Dopo un interrogatorio rivelatosi del tutto inutile, durante il quale fu sottoposto anche a tortura, arrivò l’ordine di fucilazione. Poi sospeso per volontà dei nazisti e, infine, portato a termine da un battaglione di Camicie Nere.
Era il 22 marzo 1944, i
condannati furono condotti in una località di campagna e fatti scendere dai
camion, ne arrivarono altri, alla fine i condannati a morte, mediante
fucilazione alla schiena per renitenza alla leva e appartenenza a bande
partigiane, furono trentadue.
L’esecuzione avvenne a piccoli
gruppi, quelli che seguivano dovevano gettare nel fosso i caduti del turno
precedente, in pochi minuti era tutto finito, non prima che un ufficiale
verificasse se non ci fosse qualcuno vivo.
Nello Salvatori fu colpito in
varie parti del corpo da una raffica di mitra, nessuna ferita fu mortale, venne
gettato sopra gli altri cadaveri, e fu ricoperto da quelli uccisi dopo.
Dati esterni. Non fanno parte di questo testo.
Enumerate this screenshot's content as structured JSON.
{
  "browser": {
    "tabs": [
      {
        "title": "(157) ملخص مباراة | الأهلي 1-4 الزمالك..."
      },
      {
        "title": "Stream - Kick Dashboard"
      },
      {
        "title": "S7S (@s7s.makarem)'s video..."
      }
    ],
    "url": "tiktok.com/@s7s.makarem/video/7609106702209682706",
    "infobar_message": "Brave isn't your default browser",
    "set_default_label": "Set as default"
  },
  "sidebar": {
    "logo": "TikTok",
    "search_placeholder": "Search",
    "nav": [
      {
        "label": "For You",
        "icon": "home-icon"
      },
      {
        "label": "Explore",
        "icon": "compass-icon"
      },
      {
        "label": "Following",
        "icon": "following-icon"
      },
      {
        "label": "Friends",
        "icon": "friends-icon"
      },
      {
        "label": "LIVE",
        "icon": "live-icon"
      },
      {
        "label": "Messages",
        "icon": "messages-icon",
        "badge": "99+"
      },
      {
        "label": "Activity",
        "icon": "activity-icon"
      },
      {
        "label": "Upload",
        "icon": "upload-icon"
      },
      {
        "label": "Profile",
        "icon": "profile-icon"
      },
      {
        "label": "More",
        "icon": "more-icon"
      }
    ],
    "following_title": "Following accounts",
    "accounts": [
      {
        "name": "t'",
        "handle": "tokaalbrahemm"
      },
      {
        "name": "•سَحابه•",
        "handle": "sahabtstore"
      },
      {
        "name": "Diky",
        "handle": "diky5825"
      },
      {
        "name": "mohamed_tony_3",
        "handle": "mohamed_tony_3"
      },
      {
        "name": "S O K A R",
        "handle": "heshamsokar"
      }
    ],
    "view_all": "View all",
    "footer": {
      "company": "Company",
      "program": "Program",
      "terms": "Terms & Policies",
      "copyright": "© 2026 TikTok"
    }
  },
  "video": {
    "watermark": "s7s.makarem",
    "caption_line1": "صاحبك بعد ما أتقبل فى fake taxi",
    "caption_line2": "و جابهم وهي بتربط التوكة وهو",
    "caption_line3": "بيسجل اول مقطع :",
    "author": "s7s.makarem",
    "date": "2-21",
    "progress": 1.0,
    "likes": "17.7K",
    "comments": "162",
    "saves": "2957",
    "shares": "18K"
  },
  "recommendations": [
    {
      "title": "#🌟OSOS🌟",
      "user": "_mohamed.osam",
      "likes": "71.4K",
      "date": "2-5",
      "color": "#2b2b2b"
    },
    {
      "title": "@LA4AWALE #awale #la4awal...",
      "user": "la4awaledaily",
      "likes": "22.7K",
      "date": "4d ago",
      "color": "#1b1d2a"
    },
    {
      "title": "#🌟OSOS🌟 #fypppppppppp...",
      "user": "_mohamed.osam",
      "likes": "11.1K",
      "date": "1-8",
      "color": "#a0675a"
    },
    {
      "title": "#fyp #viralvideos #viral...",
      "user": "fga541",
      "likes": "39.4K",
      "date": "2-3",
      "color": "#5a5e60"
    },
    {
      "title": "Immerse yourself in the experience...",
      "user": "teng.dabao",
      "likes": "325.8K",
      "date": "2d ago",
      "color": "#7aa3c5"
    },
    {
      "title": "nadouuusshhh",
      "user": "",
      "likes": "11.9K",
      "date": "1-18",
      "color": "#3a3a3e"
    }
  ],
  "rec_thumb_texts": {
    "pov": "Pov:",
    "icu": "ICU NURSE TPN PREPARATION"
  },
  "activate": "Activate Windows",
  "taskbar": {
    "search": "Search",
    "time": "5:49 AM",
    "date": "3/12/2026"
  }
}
Nello, ferito ma ancora vivo e in
grado di ragionare, trattenne il respiro, restò immobile per altre tre ore
dopo che sentì il rumore dei motori affievolirsi e scomparire. Scrisse che il
sangue dei morti gli colava ovunque, anche in faccia e bocca, non riusciva
quasi a respirare. C’era la neve e faceva un freddo cane, disse. Poi sentì delle
voci, delle persone avvicinarsi, comprese che erano abitanti e contadini della
zona. Si fece forza e riuscì a gridare, lo sentirono, lo salvarono e lo
nascosero. Successivamente rimase nei boschi per settimane, ritrovò altri partigiani, si unì a loro e dopo poco meno di tre mesi il suo
paese fu liberato. Dopo un anno, la guerra finì. S’imbarco per il Sudamerica,
arrivò in Argentina, si rifece una vita, allevò bestiame in un ranch enorme,
divenne Alcade (credo sia simile al Sindaco) del suo paese. Divenne un nonno amorevole e rispettato anche dai
concittadini.
A più riprese tornò in Italia a
testimoniare il suo disprezzo per la guerra. Fu insignito di diverse
onorificenze, una anche dal Presidente della Repubblica, scrisse memorie e un
libro per raccontare la sua avventura.
All’ingresso del cimitero del
paese c’è un sacrario. Ogni volta che andavamo a trovare i nonni
defunti, mio padre mi indicava, quello era mio cugino, quello il fratello di…,
l’altro il fidanzato di tua zia Maria, quello abitava a cento metri da casa
mia…
Quando l’eccidio di Montalto si
compiva mio padre era prigioniero in Germania, essendo stato deportato con
migliaia di soldati italiani dopo l’8 settembre 1943. Rifiutandosi di aderire
alla Repubblica di Salò (quasi tutti i soldati italiani prigionieri rifiutarono, a smentire la diceria che siamo un popolo che sale sul carro del "potenziale" vincitore), si fece una lunga vacanza a spese dei nazisti e un avventuroso
ritorno in paese tra mille difficoltà.
Ecco, questo fu il mio primo
incontro serio con i partigiani che combatterono per la libertà. Un incontro illuminante che proseguirà finché che vivrò.